Je partage ma dernière visite dans ce lieu merveilleux. Un jour de pluie malheureusement je n'ai pas pu profiter des extérieurs et de l'intégralité du bâtiment de Frank Gehry. La Fondation ouverte au plublic depuis octobre 2014 est connue entre autre pour ses collections et évènements temporaires. Voici quelques mots sur mon expérience parmi les oeuvres du MoMA à Paris, et une petite sélection de certaines  (parmi plus de 200 présentées).

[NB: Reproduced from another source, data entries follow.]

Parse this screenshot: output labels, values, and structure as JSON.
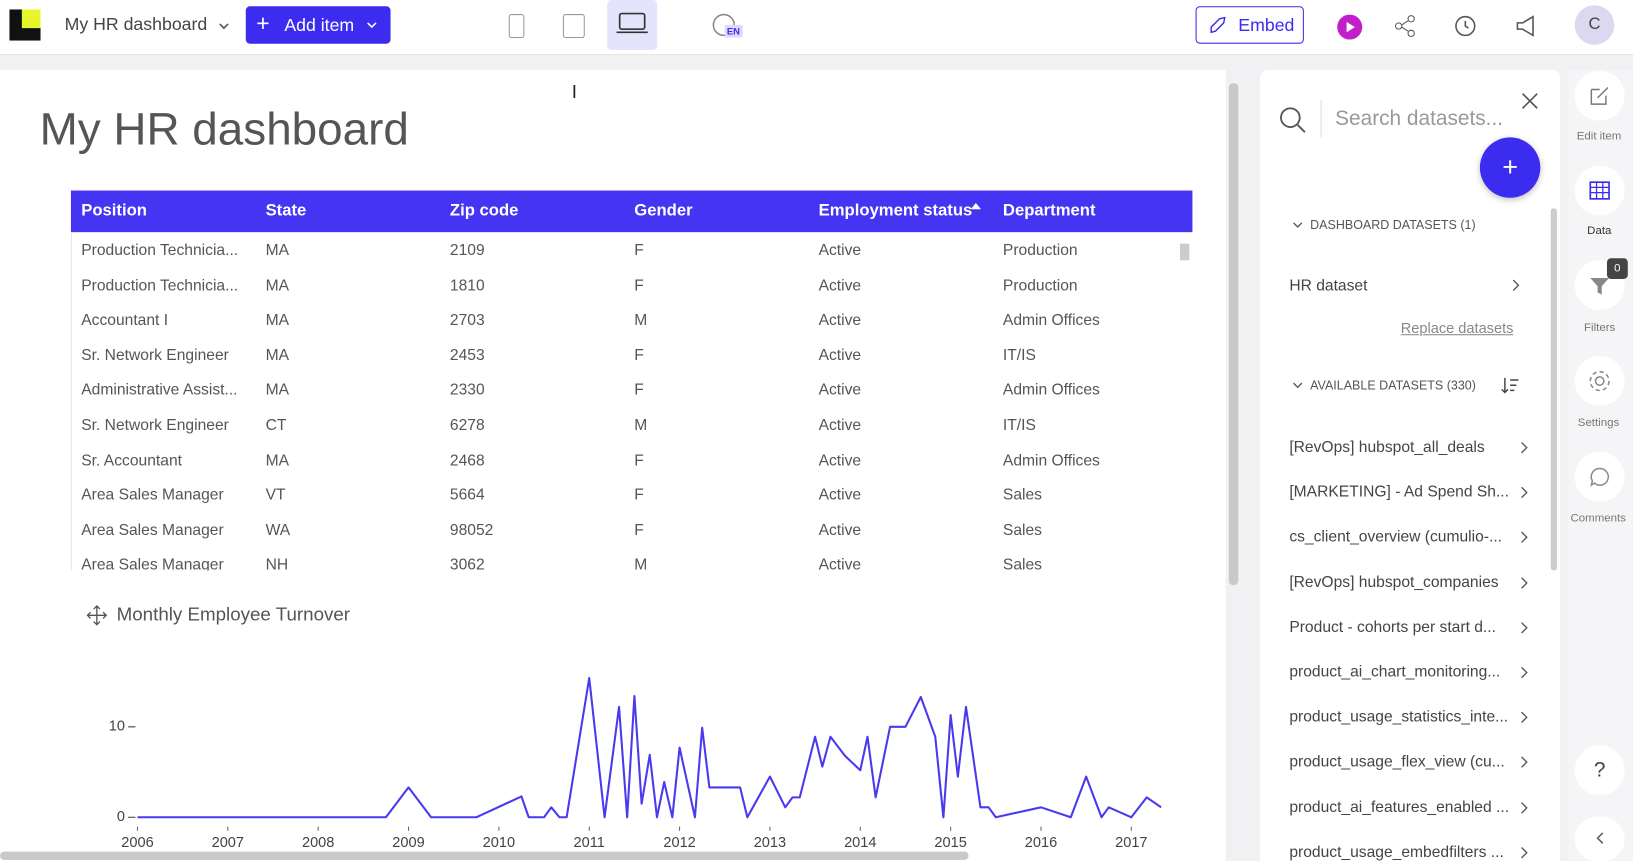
{
  "header": {
    "dashboard_name": "My HR dashboard",
    "add_item": "Add item",
    "language": "EN",
    "embed": "Embed",
    "avatar": "C"
  },
  "dashboard": {
    "title": "My HR dashboard",
    "table": {
      "columns": [
        "Position",
        "State",
        "Zip code",
        "Gender",
        "Employment status",
        "Department"
      ],
      "rows": [
        [
          "Production Technicia...",
          "MA",
          "2109",
          "F",
          "Active",
          "Production"
        ],
        [
          "Production Technicia...",
          "MA",
          "1810",
          "F",
          "Active",
          "Production"
        ],
        [
          "Accountant I",
          "MA",
          "2703",
          "M",
          "Active",
          "Admin Offices"
        ],
        [
          "Sr. Network Engineer",
          "MA",
          "2453",
          "F",
          "Active",
          "IT/IS"
        ],
        [
          "Administrative Assist...",
          "MA",
          "2330",
          "F",
          "Active",
          "Admin Offices"
        ],
        [
          "Sr. Network Engineer",
          "CT",
          "6278",
          "M",
          "Active",
          "IT/IS"
        ],
        [
          "Sr. Accountant",
          "MA",
          "2468",
          "F",
          "Active",
          "Admin Offices"
        ],
        [
          "Area Sales Manager",
          "VT",
          "5664",
          "F",
          "Active",
          "Sales"
        ],
        [
          "Area Sales Manager",
          "WA",
          "98052",
          "F",
          "Active",
          "Sales"
        ],
        [
          "Area Sales Manager",
          "NH",
          "3062",
          "M",
          "Active",
          "Sales"
        ]
      ]
    },
    "chart_data": {
      "type": "line",
      "title": "Monthly Employee Turnover",
      "x": [
        2006,
        2008.75,
        2009,
        2009.25,
        2009.75,
        2010.25,
        2010.33,
        2010.5,
        2010.58,
        2010.67,
        2010.75,
        2011,
        2011.17,
        2011.33,
        2011.42,
        2011.5,
        2011.58,
        2011.67,
        2011.75,
        2011.83,
        2011.92,
        2012,
        2012.17,
        2012.25,
        2012.33,
        2012.67,
        2012.75,
        2013,
        2013.17,
        2013.25,
        2013.33,
        2013.5,
        2013.58,
        2013.67,
        2013.83,
        2014,
        2014.08,
        2014.17,
        2014.33,
        2014.5,
        2014.67,
        2014.83,
        2014.92,
        2015,
        2015.08,
        2015.17,
        2015.33,
        2015.42,
        2015.5,
        2016,
        2016.33,
        2016.5,
        2016.67,
        2016.75,
        2017,
        2017.17,
        2017.33
      ],
      "series": [
        {
          "color": "#4a3aef",
          "values": [
            0,
            0,
            3.3,
            0,
            0,
            2.3,
            0,
            0,
            1.1,
            0,
            0,
            15.4,
            0,
            12.2,
            0,
            13.4,
            1.5,
            6.9,
            0,
            3.9,
            0,
            7.7,
            0,
            9.9,
            3.3,
            3.3,
            0,
            4.5,
            1.1,
            2.2,
            2.2,
            8.9,
            5.6,
            8.9,
            6.8,
            5.2,
            8.9,
            2.2,
            10,
            10,
            13.3,
            8.9,
            0,
            11.3,
            4.5,
            12.2,
            1.1,
            1.1,
            0,
            1.1,
            0,
            4.5,
            0,
            1.1,
            0,
            2.2,
            1.1
          ]
        }
      ],
      "xlim": [
        2006,
        2017.4
      ],
      "xticks": [
        2006,
        2007,
        2008,
        2009,
        2010,
        2011,
        2012,
        2013,
        2014,
        2015,
        2016,
        2017
      ],
      "ylim": [
        0,
        16
      ],
      "yticks": [
        0,
        10
      ]
    }
  },
  "data_panel": {
    "search_placeholder": "Search datasets...",
    "dashboard_datasets": "DASHBOARD DATASETS (1)",
    "current_dataset": "HR dataset",
    "replace": "Replace datasets",
    "available_datasets": "AVAILABLE DATASETS (330)",
    "datasets": [
      "[RevOps] hubspot_all_deals",
      "[MARKETING] - Ad Spend Sh...",
      "cs_client_overview (cumulio-...",
      "[RevOps] hubspot_companies",
      "Product - cohorts per start d...",
      "product_ai_chart_monitoring...",
      "product_usage_statistics_inte...",
      "product_usage_flex_view (cu...",
      "product_ai_features_enabled ...",
      "product_usage_embedfilters ..."
    ]
  },
  "sidebar": {
    "edit_item": "Edit item",
    "data": "Data",
    "filters": "Filters",
    "filter_count": 0,
    "settings": "Settings",
    "comments": "Comments",
    "help": "?"
  }
}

Pour respecter les analyses, j'ai choisi de restituer pour partie les extraits des mini-guides et catalogues de l'exposition.

"Etre moderne"

Le parcours globalement chronologique réunit des chefs d'oeuvre et oeuvres significatives des origines de l'art moderne à nos jours. Il est fidèle à la pluridisciplinarité fondatrice du musée mêlant les expressions artistiques : peinture, sculpture, photographie, film, imprimés, dessin, design, architecture, performance et nouveaux médias.

Selon Alfred H. Barr Jr. , premier directeur du MoMA, le moderne désigne "le progressif, l'original, le difficile, le plus que les valeurs sûres". Au travers de cette exposition-manifeste, la Fondation présente son défi permanent : "être moderne". Du 11 octobre 2017 au 5 mars 2018.

 1929-1950, Le projet novateur

L'introduction regroupe des chefs d'oeuvres de l'histoire du MoMA dont "Les baigneurs" de Cézanne, "l'Atelier" de Picasso et "La maison près de la voie ferrée" de Hopper. Figurent aussi des objets de design industriel, des photographies, films. Leur place donnée ici définit déjà le projet novateur. S'ajoutent ensuite d'autres oeuvres majeures acquises 10 ans plus tard à l'occasion de l'exposition "Art in Our Time" célébrant l'inauguration du nouveau bâtiment en 1939. Dont le célèbre "Poissons rouges" de Matisse.

S'ajoutent d'autres oeuvres pivots débutant avec la génération de Cézanne, se poursuivant avec les cubistes, les surréalistes et les abstraits des années 20-30. Les arts mécaniques fondent alors une nouvelle culture visuelle.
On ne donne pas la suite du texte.